Nach monatelangen Ermittlungen hat die amerikanische Börsenaufsicht SEC überraschend ihr Verfahren gegen den Krypto-Milliardär Justin Sun beendet. Der Schritt kommt unerwartet, da die Behörde dem Unternehmer zuvor schwere Verstöße gegen Wertpapiergesetze vorgeworfen hatte. Sun selbst hatte die Anschuldigungen stets energisch zurückgewiesen.
Hintergründe
Die Entscheidung der SEC ist umso bemerkenswerter, als Sun in mehrere Unternehmen investiert ist, die Verbindungen zur Trump-Familie aufweisen. Laut internen Unterlagen, die dieser Redaktion vorliegen, sollen Sun und seine Verbündeten maßgeblich an der Finanzierung von Kryptoprojekten beteiligt gewesen sein, die von Vertrauten des ehemaligen US-Präsidenten unterstützt werden. "Die Verflechtungen in diesem Netzwerk sind komplex und weitreichend", sagte ein namentlich nicht genannter Mitarbeiter der SEC gegenüber unserer Zeitung.Die Vorwürfe gegen Sun umfassten unter anderem die unerlaubte Vermarktung von Kryptowährungen und mögliche Marktmanipulation. Experten hatten erwartet, dass die SEC einen Präzedenzfall schaffen und den Fall energisch verfolgen würde. "Die Entscheidung, das Verfahren jetzt einzustellen, wirft Fragen auf", kommentierte ein Finanzrechtler, der anonym bleiben wollte.

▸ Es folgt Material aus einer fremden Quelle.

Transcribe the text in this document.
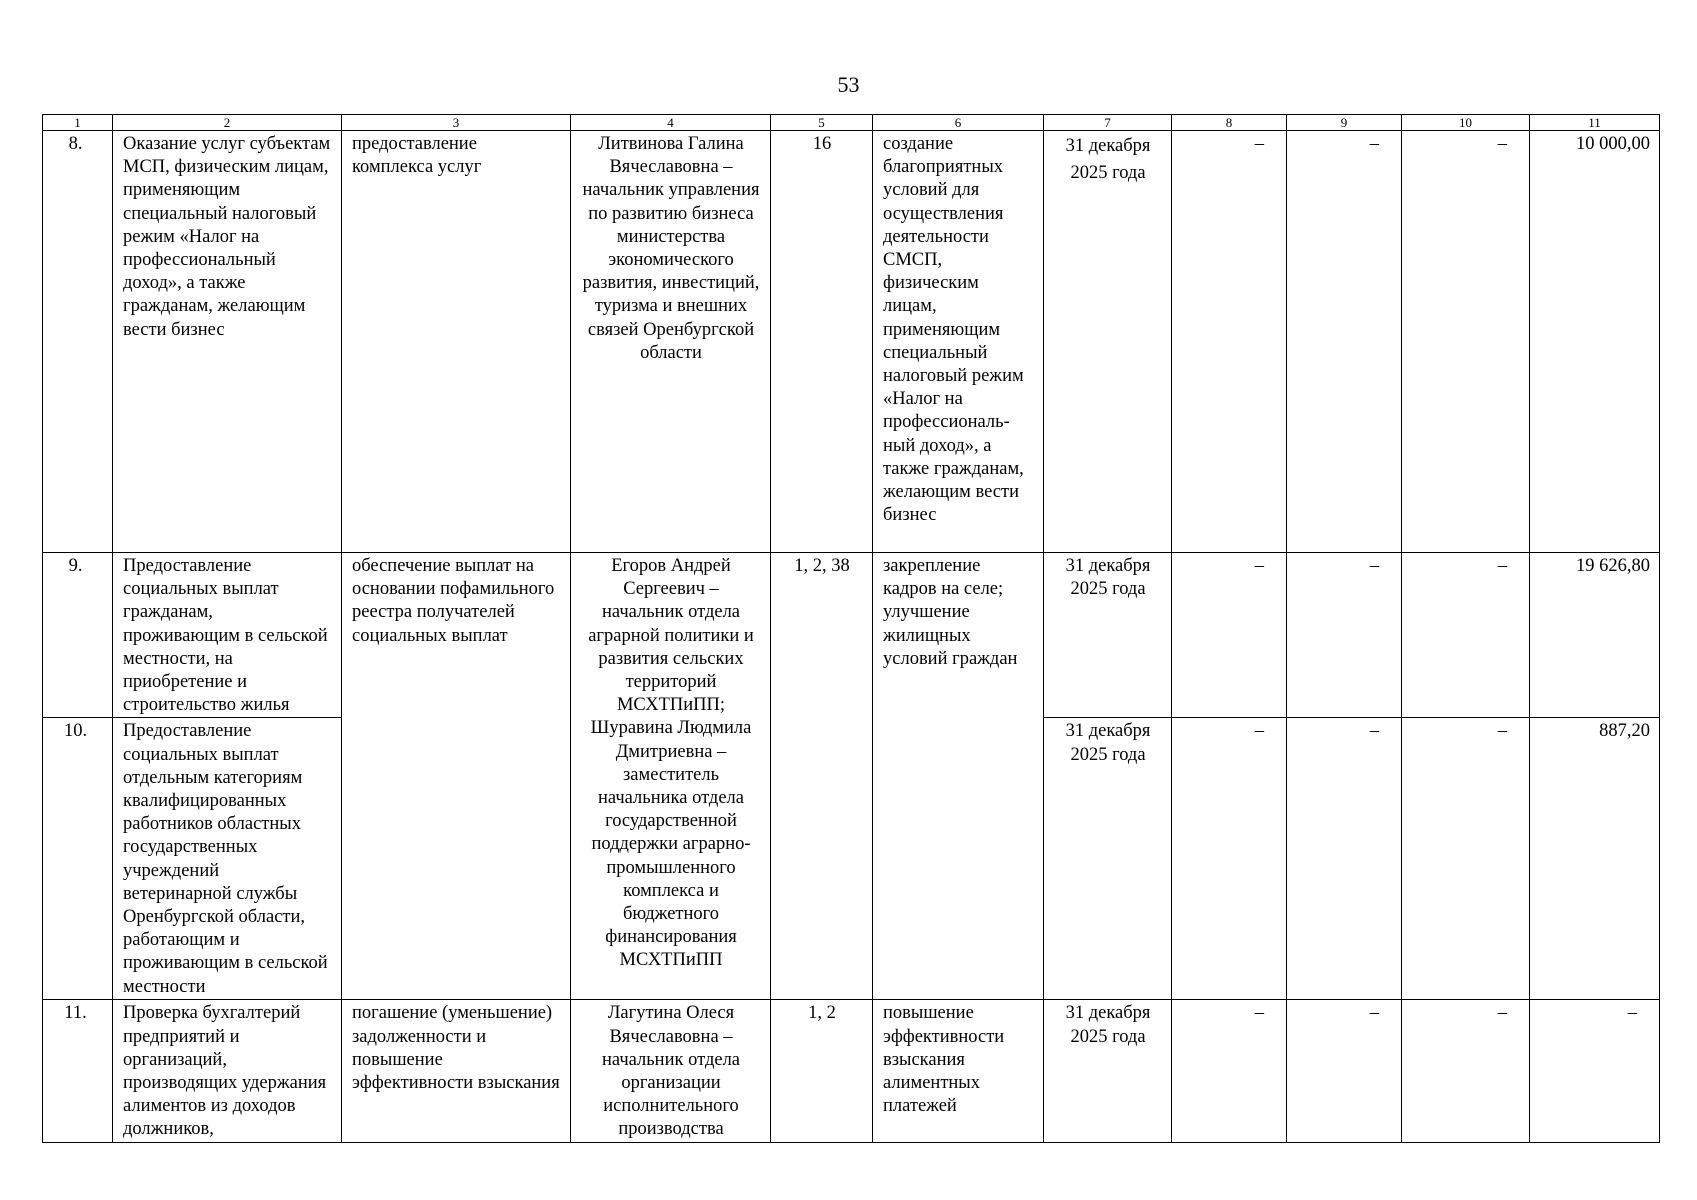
53
1	2	3	4	5	6	7	8	9	10	11
8.	Оказание услуг субъектам МСП, физическим лицам, применяющим специальный налоговый режим «Налог на профессиональный доход», а также гражданам, желающим вести бизнес	предоставление комплекса услуг	Литвинова Галина Вячеславовна – начальник управления по развитию бизнеса министерства экономического развития, инвестиций, туризма и внешних связей Оренбургской области	16	создание благоприятных условий для осуществления деятельности СМСП, физическим лицам, применяющим специальный налоговый режим «Налог на профессиональ-ный доход», а также гражданам, желающим вести бизнес	31 декабря 2025 года	–	–	–	10 000,00
9.	Предоставление социальных выплат гражданам, проживающим в сельской местности, на приобретение и строительство жилья	обеспечение выплат на основании пофамильного реестра получателей социальных выплат	Егоров Андрей Сергеевич – начальник отдела аграрной политики и развития сельских территорий МСХТПиПП; Шуравина Людмила Дмитриевна – заместитель начальника отдела государственной поддержки аграрно-промышленного комплекса и бюджетного финансирования МСХТПиПП	1, 2, 38	закрепление кадров на селе; улучшение жилищных условий граждан	31 декабря 2025 года	–	–	–	19 626,80
10.	Предоставление социальных выплат отдельным категориям квалифицированных работников областных государственных учреждений ветеринарной службы Оренбургской области, работающим и проживающим в сельской местности					31 декабря 2025 года	–	–	–	887,20
11.	Проверка бухгалтерий предприятий и организаций, производящих удержания алиментов из доходов должников,	погашение (уменьшение) задолженности и повышение эффективности взыскания	Лагутина Олеся Вячеславовна – начальник отдела организации исполнительного производства	1, 2	повышение эффективности взыскания алиментных платежей	31 декабря 2025 года	–	–	–	–
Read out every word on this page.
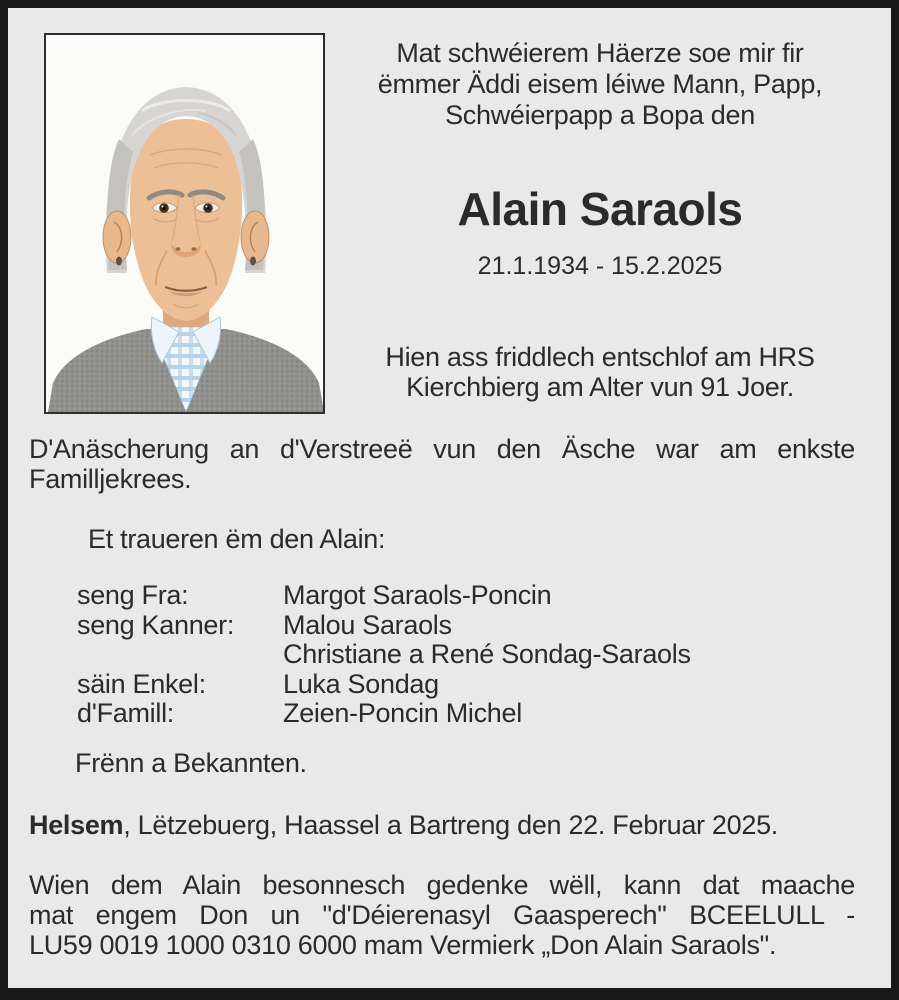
Mat schwéierem Häerze soe mir fir
ëmmer Äddi eisem léiwe Mann, Papp,
Schwéierpapp a Bopa den
Alain Saraols
21.1.1934 - 15.2.2025
Hien ass friddlech entschlof am HRS
Kierchbierg am Alter vun 91 Joer.
D'Anäscherung an d'Verstreeë vun den Äsche war am enkste
Familljekrees.
Et traueren ëm den Alain:
seng Fra:	Margot Saraols-Poncin
seng Kanner:	Malou Saraols
Christiane a René Sondag-Saraols
säin Enkel:	Luka Sondag
d'Famill:	Zeien-Poncin Michel
Frënn a Bekannten.
Helsem, Lëtzebuerg, Haassel a Bartreng den 22. Februar 2025.
Wien dem Alain besonnesch gedenke wëll, kann dat maache
mat engem Don un "d'Déierenasyl Gaasperech" BCEELULL -
LU59 0019 1000 0310 6000 mam Vermierk „Don Alain Saraols".
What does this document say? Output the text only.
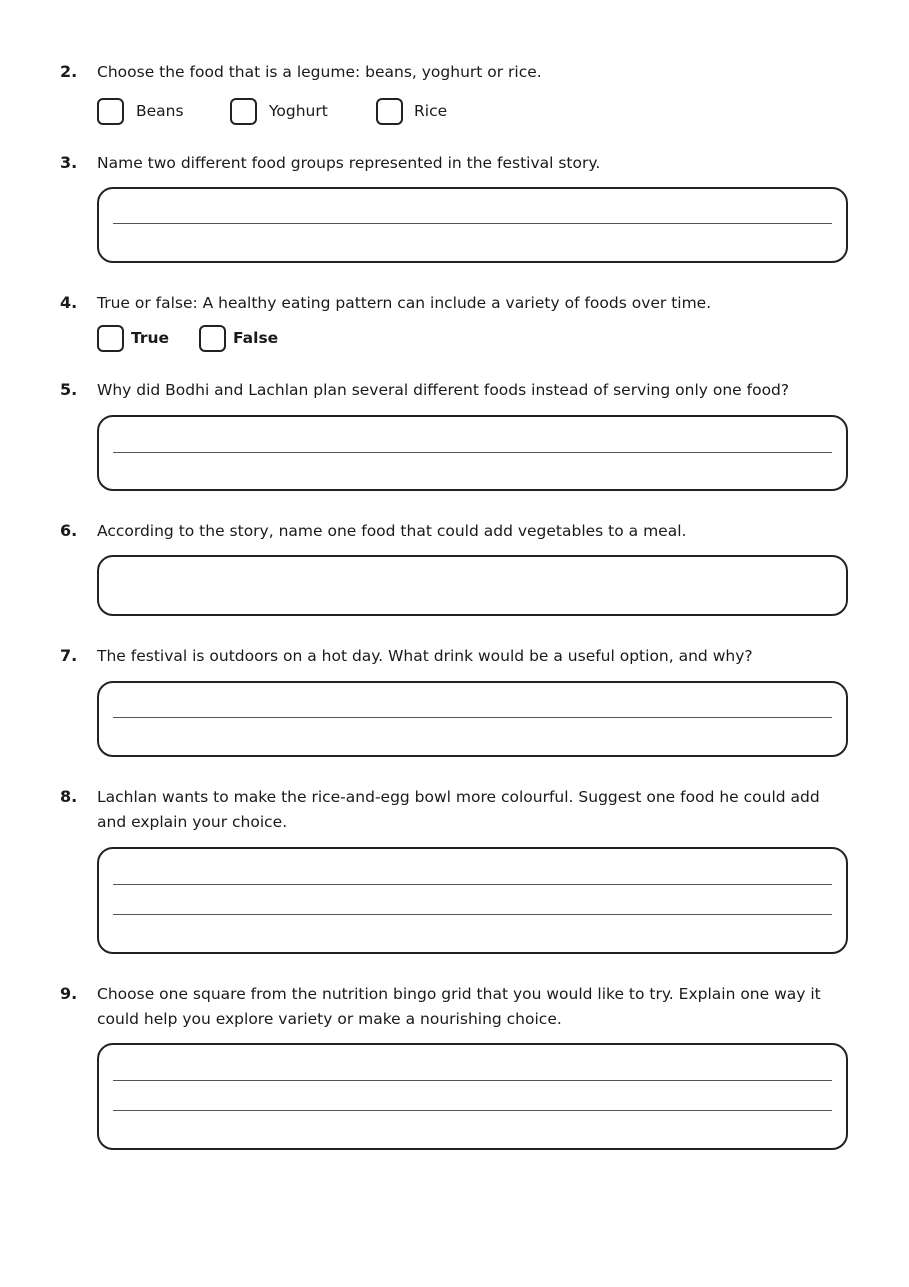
2. Choose the food that is a legume: beans, yoghurt or rice.
Beans	Yoghurt	Rice
3. Name two different food groups represented in the festival story.
4. True or false: A healthy eating pattern can include a variety of foods over time.
True	False
5. Why did Bodhi and Lachlan plan several different foods instead of serving only one food?
6. According to the story, name one food that could add vegetables to a meal.
7. The festival is outdoors on a hot day. What drink would be a useful option, and why?
8. Lachlan wants to make the rice-and-egg bowl more colourful. Suggest one food he could add and explain your choice.
9. Choose one square from the nutrition bingo grid that you would like to try. Explain one way it could help you explore variety or make a nourishing choice.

Reaktionen aus dem In- und Ausland
Die Entscheidung der SEC hat international für Aufsehen gesorgt. In Washington werden Stimmen laut, die eine genauere Untersuchung der Hintergründe fordern. "Es ist ungewöhnlich, dass ein so schwerwiegender Fall ohne weitere Konsequenzen eingestellt wird", sagte ein Kongressabgeordneter, der nicht genannt werden wollte.In der Kryptoszene herrscht Verwirrung. Viele Marktteilnehmer hatten mit einer harten Haltung der Aufsichtsbehörden gerechnet. "Diese Entscheidung sendet ein merkwürdiges Signal an den Markt", twitterte ein prominenter Krypto-Analyst. Auch in Europa beobachtet man die Entwicklung mit Skepsis. "Die Transparenz in diesen Fällen ist entscheidend für das Vertrauen in den Kryptomarkt", sagte ein Sprecher der Europäischen Wertpapier- und Marktaufsichtsbehörde.
Ausblick
Unklar bleibt, welche Vereinbarungen zwischen der SEC und Sun getroffen wurden. Insider vermuten, dass eine außergerichtliche Einigung erzielt wurde, deren Details jedoch unter Verschluss bleiben. Beobachter weisen darauf hin, dass die Entscheidung der SEC Auswirkungen auf künftige Ermittlungen im Kryptobereich haben könnte. "Die Frage ist, ob dies ein Einzelfall bleibt oder ein neues Muster begründet", sagte ein Analyst einer renommierten Denkfabrik.Justin Sun selbst hat sich bislang nicht öffentlich zu der Einigung geäußert. Inoffiziellen Kreisen zufolge soll er erleichtert sein, das Verfahren hinter sich zu haben. Ob die SEC in Zukunft ähnlich gelagerte Fälle mit derselben Nachsicht behandeln wird, bleibt abzuwarten.